Ao mesmo tempo, o ativo perdeu força como proteção de risco e acumula queda de cerca de 40% desde o recorde acima de US$ 126 mil, registrado em outubro.
Apostas indicam queda adicional
Na Polymarket, contratos apontam 82% de chance de o Bitcoin cair para US$ 65 mil neste ano. Além disso, o nível fica cerca de 13% abaixo das cotações recentes.
Em seguida, o pessimismo aumenta no cenário extremo. As apostas para o BTC terminar abaixo de US$ 55 mil subiram para 60%, contra níveis bem menores no início do ano.
Por outro lado, a probabilidade de recuperação até US$ 100 mil caiu para 54%, bem abaixo dos 80% observados em janeiro.
Curto prazo mais pressionado
No horizonte mais imediato, o viés negativo é ainda mais forte. Um mercado de fevereiro atribui 72% de chance de o BTC ficar abaixo de US$ 70 mil até 1º de março.
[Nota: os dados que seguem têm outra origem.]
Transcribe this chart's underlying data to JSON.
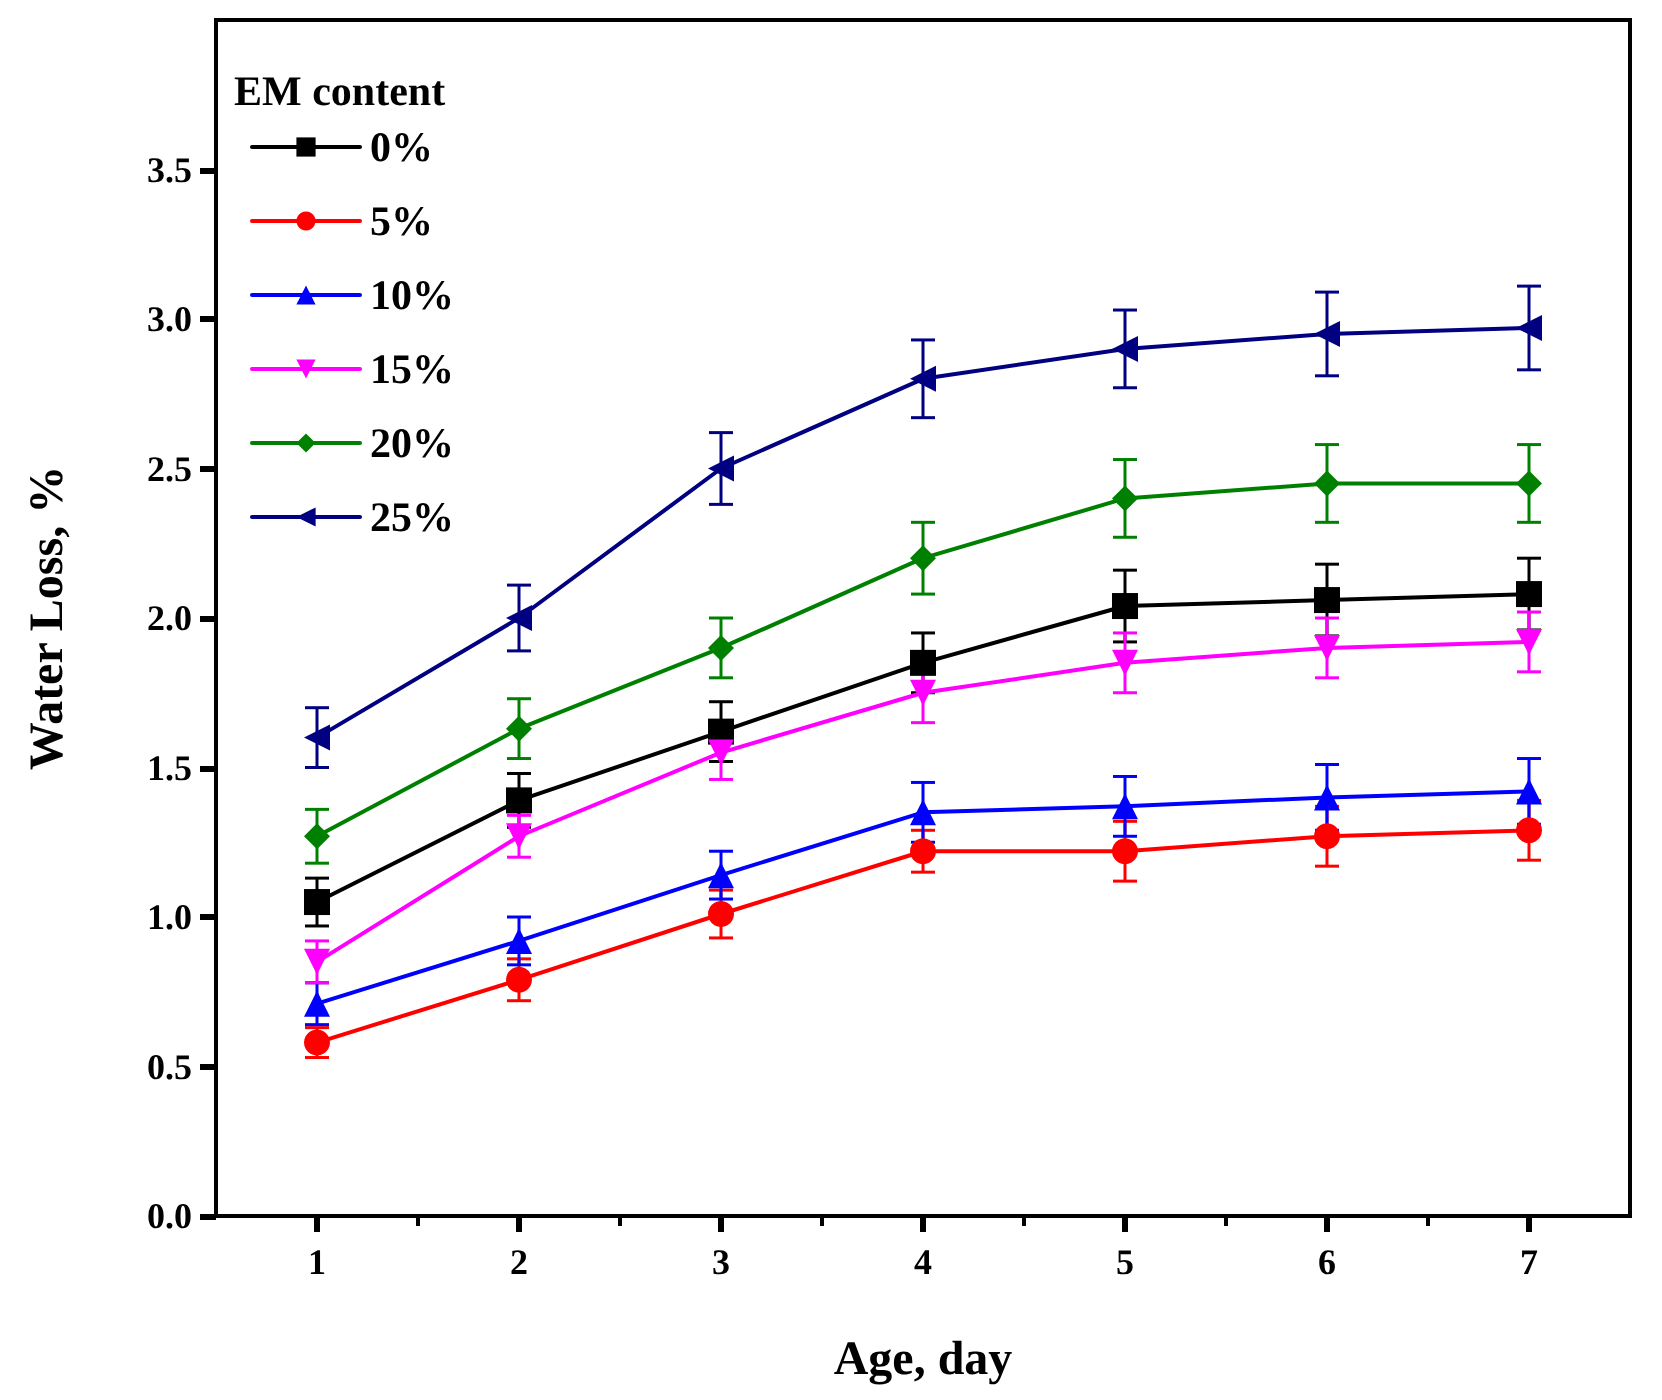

Além disso, mais de US$ 1,7 milhão em apostas sustentam esse cenário. Assim, o fluxo reflete o pessimismo em tempo real dos traders.
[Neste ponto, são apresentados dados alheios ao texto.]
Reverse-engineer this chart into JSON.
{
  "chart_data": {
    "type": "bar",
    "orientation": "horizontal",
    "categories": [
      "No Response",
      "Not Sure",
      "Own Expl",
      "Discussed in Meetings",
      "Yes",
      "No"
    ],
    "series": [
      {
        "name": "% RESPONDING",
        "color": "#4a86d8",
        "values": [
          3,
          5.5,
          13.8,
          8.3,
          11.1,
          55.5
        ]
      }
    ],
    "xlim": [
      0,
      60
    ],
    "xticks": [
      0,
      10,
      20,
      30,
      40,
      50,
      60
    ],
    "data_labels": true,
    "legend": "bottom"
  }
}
Esse movimento ocorre porque ETFs seguem registrando saídas e as correlações macroeconômicas falham em sustentar o preço.
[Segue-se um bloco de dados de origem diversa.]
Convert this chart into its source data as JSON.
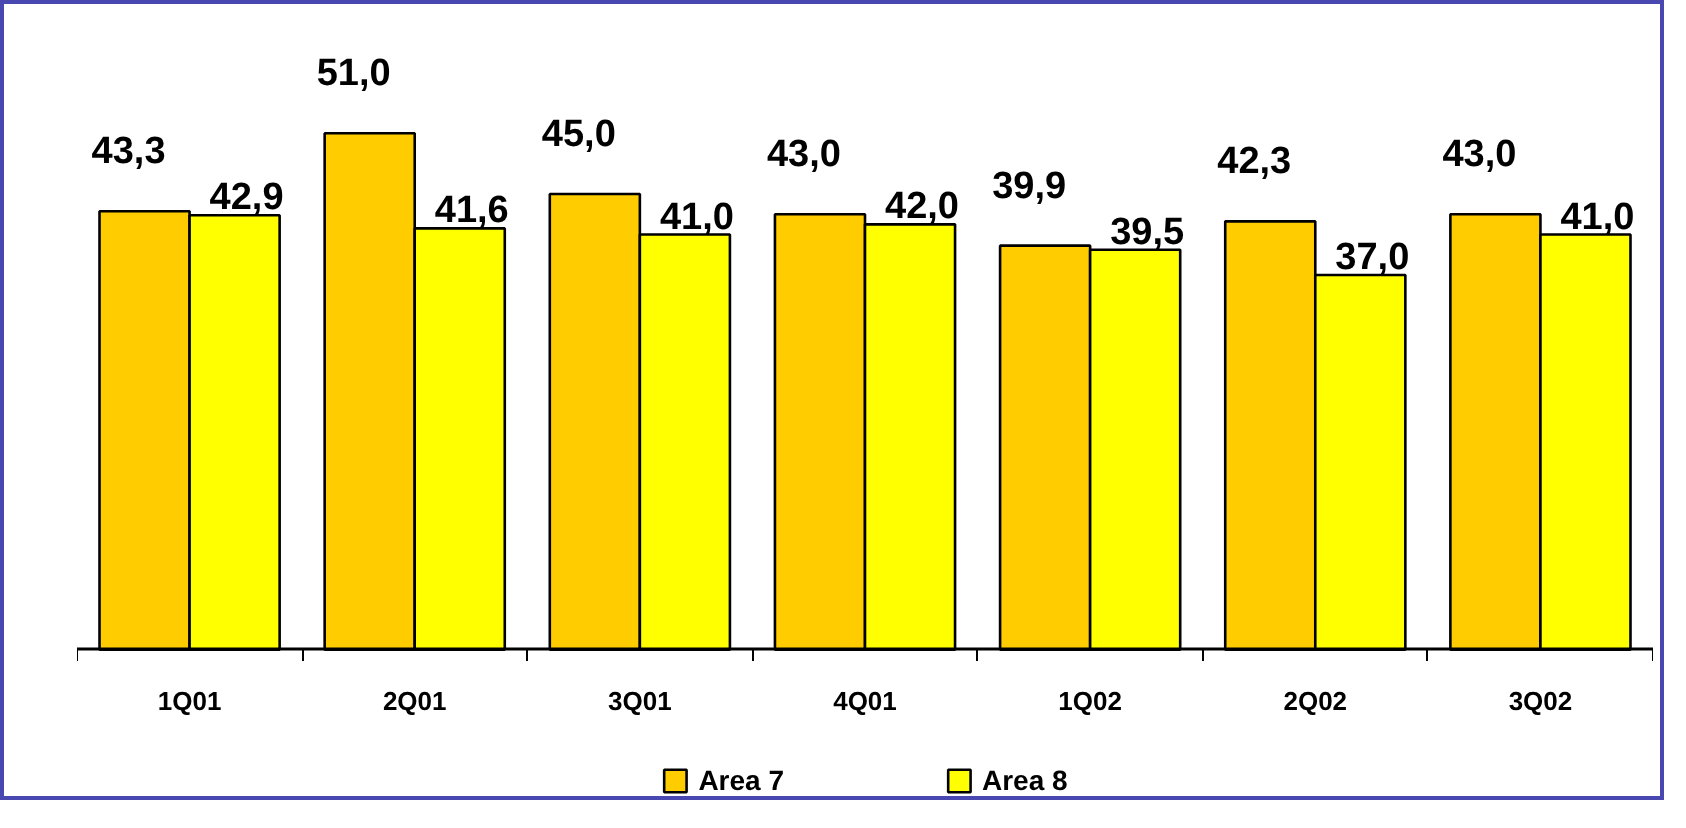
{
  "chart_data": {
    "type": "bar",
    "categories": [
      "1Q01",
      "2Q01",
      "3Q01",
      "4Q01",
      "1Q02",
      "2Q02",
      "3Q02"
    ],
    "series": [
      {
        "name": "Area 7",
        "color": "#ffcc00",
        "values": [
          43.3,
          51.0,
          45.0,
          43.0,
          39.9,
          42.3,
          43.0
        ],
        "value_labels": [
          "43,3",
          "51,0",
          "45,0",
          "43,0",
          "39,9",
          "42,3",
          "43,0"
        ]
      },
      {
        "name": "Area 8",
        "color": "#ffff00",
        "values": [
          42.9,
          41.6,
          41.0,
          42.0,
          39.5,
          37.0,
          41.0
        ],
        "value_labels": [
          "42,9",
          "41,6",
          "41,0",
          "42,0",
          "39,5",
          "37,0",
          "41,0"
        ]
      }
    ],
    "legend": "bottom"
  }
}
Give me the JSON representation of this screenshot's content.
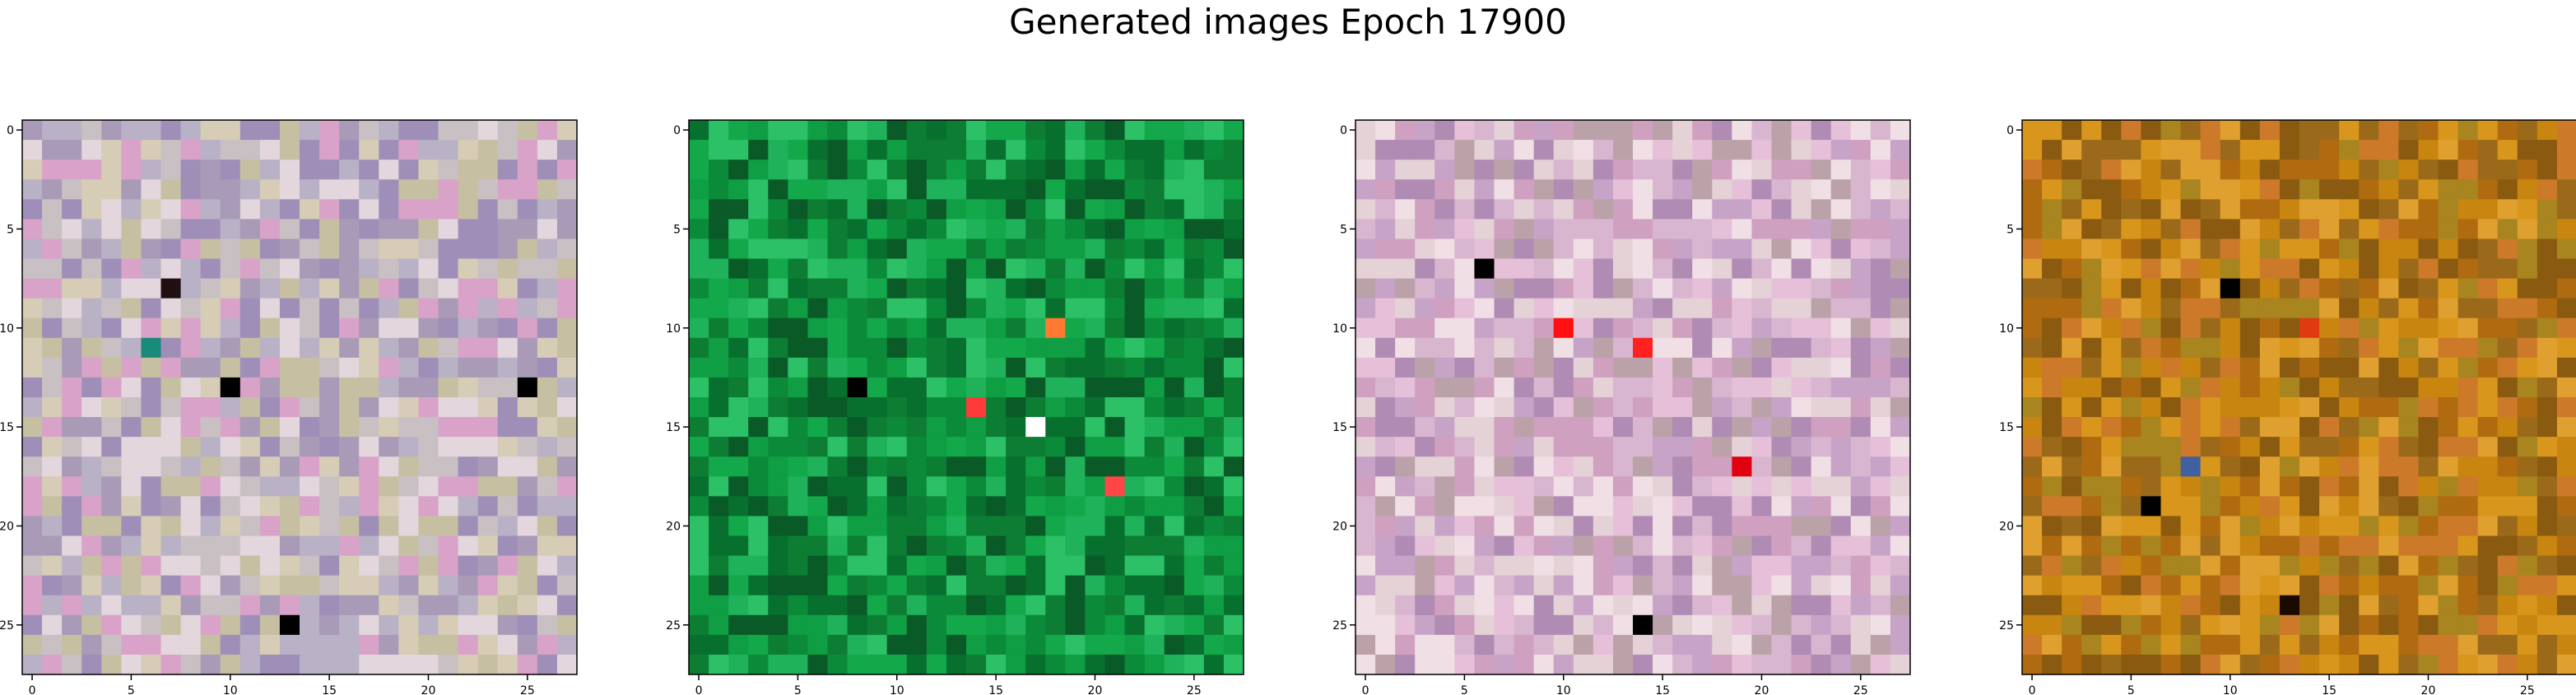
{
  "title": "Generated images Epoch 17900",
  "chart_data": [
    {
      "type": "heatmap",
      "rows": 28,
      "cols": 28,
      "xlim": [
        -0.5,
        27.5
      ],
      "ylim": [
        27.5,
        -0.5
      ],
      "xticks": [
        0,
        5,
        10,
        15,
        20,
        25
      ],
      "yticks": [
        0,
        5,
        10,
        15,
        20,
        25
      ],
      "palette": [
        "#c9c0c4",
        "#b9b1c5",
        "#d7cdb6",
        "#a99ab7",
        "#e3d6dc",
        "#9f8fb8",
        "#c6bfa2",
        "#d9a2c8"
      ],
      "accents": [
        {
          "row": 13,
          "col": 10,
          "color": "#000000"
        },
        {
          "row": 13,
          "col": 25,
          "color": "#000000"
        },
        {
          "row": 25,
          "col": 13,
          "color": "#000000"
        },
        {
          "row": 8,
          "col": 7,
          "color": "#1f0f10"
        },
        {
          "row": 11,
          "col": 6,
          "color": "#1a8a7a"
        }
      ]
    },
    {
      "type": "heatmap",
      "rows": 28,
      "cols": 28,
      "xlim": [
        -0.5,
        27.5
      ],
      "ylim": [
        27.5,
        -0.5
      ],
      "xticks": [
        0,
        5,
        10,
        15,
        20,
        25
      ],
      "yticks": [
        0,
        5,
        10,
        15,
        20,
        25
      ],
      "palette": [
        "#0b8a3a",
        "#0f9e43",
        "#07702f",
        "#13a84a",
        "#095a27",
        "#1fb25a",
        "#0d7d34",
        "#2cc067"
      ],
      "accents": [
        {
          "row": 13,
          "col": 8,
          "color": "#000000"
        },
        {
          "row": 14,
          "col": 14,
          "color": "#ff3a3a"
        },
        {
          "row": 10,
          "col": 18,
          "color": "#ff7a30"
        },
        {
          "row": 15,
          "col": 17,
          "color": "#ffffff"
        },
        {
          "row": 18,
          "col": 21,
          "color": "#ff4545"
        }
      ]
    },
    {
      "type": "heatmap",
      "rows": 28,
      "cols": 28,
      "xlim": [
        -0.5,
        27.5
      ],
      "ylim": [
        27.5,
        -0.5
      ],
      "xticks": [
        0,
        5,
        10,
        15,
        20,
        25
      ],
      "yticks": [
        0,
        5,
        10,
        15,
        20,
        25
      ],
      "palette": [
        "#d9b6cf",
        "#c7a3c8",
        "#e4d2d6",
        "#b08bb4",
        "#f0e0e5",
        "#cfa0bf",
        "#e6c0d8",
        "#bba2a8"
      ],
      "accents": [
        {
          "row": 25,
          "col": 14,
          "color": "#000000"
        },
        {
          "row": 7,
          "col": 6,
          "color": "#000000"
        },
        {
          "row": 10,
          "col": 10,
          "color": "#ff1010"
        },
        {
          "row": 11,
          "col": 14,
          "color": "#ff2020"
        },
        {
          "row": 17,
          "col": 19,
          "color": "#e00010"
        }
      ]
    },
    {
      "type": "heatmap",
      "rows": 28,
      "cols": 28,
      "xlim": [
        -0.5,
        27.5
      ],
      "ylim": [
        27.5,
        -0.5
      ],
      "xticks": [
        0,
        5,
        10,
        15,
        20,
        25
      ],
      "yticks": [
        0,
        5,
        10,
        15,
        20,
        25
      ],
      "palette": [
        "#c8850f",
        "#b06a10",
        "#d9961c",
        "#9a6a1a",
        "#cc7a2a",
        "#a8851f",
        "#e0a030",
        "#8a5a10"
      ],
      "accents": [
        {
          "row": 8,
          "col": 10,
          "color": "#000000"
        },
        {
          "row": 19,
          "col": 6,
          "color": "#000000"
        },
        {
          "row": 24,
          "col": 13,
          "color": "#1a0a00"
        },
        {
          "row": 10,
          "col": 14,
          "color": "#e03a10"
        },
        {
          "row": 17,
          "col": 8,
          "color": "#4060a0"
        }
      ]
    }
  ]
}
Sentimento segue deteriorado
Desde outubro, o sentimento cripto permanece negativo. Uma liquidação inesperada naquele período destruiu bilhões em posições alavancadas e mudou o humor do mercado.
Depois disso, novas ondas de venda impediram a recuperação. Com isso, o valor total do mercado cripto caiu para cerca de US$ 2,5 trilhões, ante mais de US$ 4 trilhões no pico.
Além disso, os ETFs de cripto listados nos EUA tiveram saídas próximas de US$ 4 bilhões nos últimos três meses, reduzindo uma das principais fontes de suporte aos preços.
Wall Street segue dividida
Apesar do pessimismo nos mercados de previsão, bancos e gestores ainda divergem. Algumas casas reduziram projeções, mas mantêm expectativa de alta relevante.
Instituições como Standard Chartered e Bernstein ainda projetam o Bitcoin em até US$ 150 mil no fim do ano. No entanto, o mercado exige novos gatilhos.
Por enquanto, a leitura dominante segue cautelosa. Sem retomada de fluxo e narrativa clara, o viés permanece de pressão no curto prazo.